Arthur voltou para sua cabana.
Random estava sentada debruçada sobre a mesa, quietinha.
—
Sinto muito — disse ela. — Sinto muito mesmo.
—
Tudo bem — respondeu Arthur, o mais delicadamente que pôde. — É
bom levar um papo, sabe? Ainda temos tanto a aprender e compreender um sobre o outro, e a vida não é, bem, não é feita somente de chá e sanduíches...
—
Sinto muito mesmo — repetiu ela, soluçando.
Arthur foi até ela e colocou o seu braço no ombro da filha. Ela não resistiu nem o rechaçou. Foi então que ele viu o que ela sentia muito.
Na mancha de luz produzida por uma lanterna lamuellana jazia o relógio de Arthur. Random havia arrancado a parte de trás com a lâmina da faca de espalhar manteiga e todos os dentes de engrenagem e as molas e as alavancas estavam espalhados em uma pequena poça de bagunça onde ela estivera remexendo as peças.
—
Eu só queria ver como funcionava — disse Random —, como é que as peças se encaixavam. Sinto muito! Não consigo encaixar de volta. Sinto muito, tanto, mas tanto mesmo! Não sei o que fazer. Eu vou consertar! Juro! Eu vou consertar!
No dia seguinte, Thrashbarg apareceu lá e disse várias coisas sobre Bob. Tentou exercer uma influência apaziguadora, convidando Random a deixar sua mente pairar no mistério inefável da lacraia gigante, mas Random disse que não existia nenhuma lacraia gigante e Thrashbarg ficou em um silêncio gélido e disse que ela seria jogada nas profundezas do infinito. Random disse ótimo, foi lá que eu nasci e, no dia seguinte, o pacote chegou.

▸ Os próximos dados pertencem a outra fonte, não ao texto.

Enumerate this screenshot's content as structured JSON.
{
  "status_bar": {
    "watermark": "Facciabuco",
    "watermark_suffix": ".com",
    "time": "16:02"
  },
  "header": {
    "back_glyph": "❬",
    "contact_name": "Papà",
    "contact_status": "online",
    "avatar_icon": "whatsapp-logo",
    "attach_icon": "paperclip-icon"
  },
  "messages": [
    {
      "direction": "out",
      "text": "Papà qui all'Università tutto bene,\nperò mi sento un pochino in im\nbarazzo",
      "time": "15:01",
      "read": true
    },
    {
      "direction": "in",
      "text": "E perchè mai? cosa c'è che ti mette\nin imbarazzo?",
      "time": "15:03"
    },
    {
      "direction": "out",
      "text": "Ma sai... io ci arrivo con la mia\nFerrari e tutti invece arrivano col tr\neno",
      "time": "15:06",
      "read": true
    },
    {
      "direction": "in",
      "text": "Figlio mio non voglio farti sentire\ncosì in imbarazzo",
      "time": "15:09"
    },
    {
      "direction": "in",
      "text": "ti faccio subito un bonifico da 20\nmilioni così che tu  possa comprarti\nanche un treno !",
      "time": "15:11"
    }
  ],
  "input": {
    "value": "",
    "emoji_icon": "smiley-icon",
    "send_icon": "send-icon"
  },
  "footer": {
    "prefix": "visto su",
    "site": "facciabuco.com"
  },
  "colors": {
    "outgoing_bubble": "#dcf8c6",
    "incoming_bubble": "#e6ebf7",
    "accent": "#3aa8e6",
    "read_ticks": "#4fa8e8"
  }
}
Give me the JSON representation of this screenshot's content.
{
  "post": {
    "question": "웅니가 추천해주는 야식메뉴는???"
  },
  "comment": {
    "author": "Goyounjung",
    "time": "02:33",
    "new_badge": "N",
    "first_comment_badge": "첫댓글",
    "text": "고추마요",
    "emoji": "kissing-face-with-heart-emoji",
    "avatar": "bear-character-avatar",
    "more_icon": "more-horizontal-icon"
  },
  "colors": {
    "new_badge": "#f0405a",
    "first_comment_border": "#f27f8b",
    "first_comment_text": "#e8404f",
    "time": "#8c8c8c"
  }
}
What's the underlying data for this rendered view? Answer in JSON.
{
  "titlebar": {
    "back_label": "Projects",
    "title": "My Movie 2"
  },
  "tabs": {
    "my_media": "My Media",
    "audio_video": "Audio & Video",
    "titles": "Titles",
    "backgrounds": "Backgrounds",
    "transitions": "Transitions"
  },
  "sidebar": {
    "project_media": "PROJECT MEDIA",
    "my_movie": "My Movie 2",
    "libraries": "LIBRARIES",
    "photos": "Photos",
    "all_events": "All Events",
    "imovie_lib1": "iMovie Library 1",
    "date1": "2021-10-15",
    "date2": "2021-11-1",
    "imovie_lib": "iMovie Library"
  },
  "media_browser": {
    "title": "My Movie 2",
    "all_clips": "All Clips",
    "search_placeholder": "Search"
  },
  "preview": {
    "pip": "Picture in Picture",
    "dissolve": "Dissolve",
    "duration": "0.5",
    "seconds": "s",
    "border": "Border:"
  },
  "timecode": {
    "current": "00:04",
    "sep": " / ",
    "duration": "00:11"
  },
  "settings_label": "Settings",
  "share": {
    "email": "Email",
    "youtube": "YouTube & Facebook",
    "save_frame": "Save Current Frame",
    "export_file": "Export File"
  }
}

A vida estava pródiga em acontecimentos.
Na verdade, quando o pacote chegou, entregue por uma sonda robótica que desceu do céu fazendo barulhos robóticos, ele trouxe consigo uma sensação, que gradualmente começou a permear todo o vilarejo, de que já havia acontecido coisas demais.
Não era culpa da pobre sonda robótica. Tudo o que queria era a assinatura de Arthur Dent, ou a sua impressão digital, ou até mesmo algumas lasquinhas de células da pele na sua nuca, e iria embora. Ficou parada no ar, esperando, sem saber direito o porquê daquele ressentimento todo. Enquanto isso, Kirp apanhou outro peixe com uma cabeça de cada lado, mas, ao examiná-lo de perto, viu que na verdade eram dois peixes cortados pela metade e costurados mal e porcamente, de modo que não só Kirp não conseguiu renovar o interesse por peixes de duas cabeças como acabou colocando a autenticidade do primeiro em dúvida. Apenas os pássaros pikka pareciam estar achando tudo perfeitamente normal.